Most faculty work hard to make each individual course they teach the best learning experience it can be. They learn with each semester, and make revisions based on what worked and where the course stumbled. If done correctly, it’s a continuous improvement process that runs like a well-oiled machine. But no matter how good their individual courses are, it’s easy for faculty to end up in a silo–unsure of what’s happening in other courses throughout their discipline or department.
Curriculum mapping, a process that helps faculty align curriculum to ensure that the program addresses all learning outcomes effectively, can help break down those silos.
“It is through cross-curriculum development that learning and skills development can be enhanced and reinforced,” says Peter Wolf, director of Teaching Support Services at the University of Guelph in Ontario, Canada.
In the recent online seminar Connect Learning Across Courses with Curriculum Mapping, Wolf explained how Guelph uses curriculum mapping to ensure that individual learning experiences are connected across courses and relate to the larger context of the student experience.

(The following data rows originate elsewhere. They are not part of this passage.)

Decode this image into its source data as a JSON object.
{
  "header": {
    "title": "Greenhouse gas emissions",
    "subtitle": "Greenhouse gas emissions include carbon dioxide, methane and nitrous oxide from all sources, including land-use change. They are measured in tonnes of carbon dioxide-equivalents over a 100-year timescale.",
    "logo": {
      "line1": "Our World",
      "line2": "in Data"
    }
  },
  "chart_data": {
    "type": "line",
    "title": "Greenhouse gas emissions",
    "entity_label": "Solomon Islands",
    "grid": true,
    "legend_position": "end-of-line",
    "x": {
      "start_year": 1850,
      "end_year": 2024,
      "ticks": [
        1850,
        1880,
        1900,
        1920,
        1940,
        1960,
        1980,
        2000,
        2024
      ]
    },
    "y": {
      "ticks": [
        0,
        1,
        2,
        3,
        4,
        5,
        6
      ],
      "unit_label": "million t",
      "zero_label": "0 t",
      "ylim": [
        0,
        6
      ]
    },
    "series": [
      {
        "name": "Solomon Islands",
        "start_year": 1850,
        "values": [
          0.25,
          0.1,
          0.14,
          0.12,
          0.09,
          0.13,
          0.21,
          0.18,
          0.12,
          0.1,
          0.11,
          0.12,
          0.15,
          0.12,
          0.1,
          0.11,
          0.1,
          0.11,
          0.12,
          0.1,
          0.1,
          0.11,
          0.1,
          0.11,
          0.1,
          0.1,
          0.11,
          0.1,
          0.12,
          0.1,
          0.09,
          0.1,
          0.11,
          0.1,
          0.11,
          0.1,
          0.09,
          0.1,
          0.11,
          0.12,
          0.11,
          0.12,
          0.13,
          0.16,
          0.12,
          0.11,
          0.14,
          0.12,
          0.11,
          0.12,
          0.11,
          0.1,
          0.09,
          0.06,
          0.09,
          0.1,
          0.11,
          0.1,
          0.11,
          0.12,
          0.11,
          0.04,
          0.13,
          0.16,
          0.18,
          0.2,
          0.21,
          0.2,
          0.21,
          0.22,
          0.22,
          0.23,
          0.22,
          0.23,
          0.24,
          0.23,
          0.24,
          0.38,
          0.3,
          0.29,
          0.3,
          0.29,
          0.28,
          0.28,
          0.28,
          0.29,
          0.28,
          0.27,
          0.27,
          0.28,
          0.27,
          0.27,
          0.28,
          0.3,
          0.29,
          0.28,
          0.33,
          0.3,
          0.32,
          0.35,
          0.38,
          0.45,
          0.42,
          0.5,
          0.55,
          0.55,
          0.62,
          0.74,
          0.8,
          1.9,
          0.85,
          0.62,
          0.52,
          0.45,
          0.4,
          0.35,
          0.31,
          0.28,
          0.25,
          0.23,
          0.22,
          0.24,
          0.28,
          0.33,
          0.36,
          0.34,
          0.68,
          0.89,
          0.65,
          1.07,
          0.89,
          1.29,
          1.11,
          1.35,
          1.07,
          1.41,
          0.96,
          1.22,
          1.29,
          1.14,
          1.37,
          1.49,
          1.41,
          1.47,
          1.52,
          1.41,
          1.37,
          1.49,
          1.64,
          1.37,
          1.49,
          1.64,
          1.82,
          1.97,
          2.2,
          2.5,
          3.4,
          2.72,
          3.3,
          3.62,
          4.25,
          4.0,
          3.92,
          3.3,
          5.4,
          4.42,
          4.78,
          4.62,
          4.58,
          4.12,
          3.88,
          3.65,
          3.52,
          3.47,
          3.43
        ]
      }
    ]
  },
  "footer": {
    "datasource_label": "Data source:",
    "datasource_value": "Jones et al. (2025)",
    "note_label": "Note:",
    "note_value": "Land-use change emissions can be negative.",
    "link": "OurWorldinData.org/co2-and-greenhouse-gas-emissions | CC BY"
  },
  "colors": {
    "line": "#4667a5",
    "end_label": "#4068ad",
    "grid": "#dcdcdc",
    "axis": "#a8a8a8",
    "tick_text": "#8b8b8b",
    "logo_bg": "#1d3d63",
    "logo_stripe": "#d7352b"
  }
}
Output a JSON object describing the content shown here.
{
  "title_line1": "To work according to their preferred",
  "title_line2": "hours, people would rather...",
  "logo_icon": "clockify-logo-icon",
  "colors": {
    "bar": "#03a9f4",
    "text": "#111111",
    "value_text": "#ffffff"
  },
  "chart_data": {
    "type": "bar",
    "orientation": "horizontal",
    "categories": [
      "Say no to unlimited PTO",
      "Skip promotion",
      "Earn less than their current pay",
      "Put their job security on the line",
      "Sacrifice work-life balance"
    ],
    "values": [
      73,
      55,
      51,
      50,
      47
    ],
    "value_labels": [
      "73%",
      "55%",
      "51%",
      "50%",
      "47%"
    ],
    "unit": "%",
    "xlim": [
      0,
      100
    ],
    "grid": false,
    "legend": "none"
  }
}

Although curriculum mapping can be accomplished with a low-tech approach such as Excel, Guelph uses two different software applications to accomplish its goals. Using the Visual Understanding Environment (VUE), an open source project based at Tufts University, Guelph’s curriculum committees can develop course progression maps to help make informed decisions about program structure. For example, by viewing the four-year course progression map of a particular major, the committee discovered that the most difficult required courses were all in semesters four and five. In an earlier survey, students reported feeling burned out during these same two semesters. The department was able to make a few adjustments to even out the workload, without sacrificing program quality, Wolf says.
To accomplish the second dimension of curriculum mapping–breadth program outcomes mapping–Guelph developed its own software called CurricKit, a curriculum mapping toolkit that helps match program outcomes with individual courses by collecting data from faculty, course outlines, and curriculum committees. The software helps map courses across three components: knowledge, skills and values; instructional methods; and assessment methods.
“The processes are faculty driven, that’s the only way to have a sustainable model,” says Wolf. “The goal is not to evaluate courses or evaluate faculty, but to use data to have meaningful discussions that drive curriculum decisions so that our graduates have the knowledge, skills, and values we want to foster in our students.”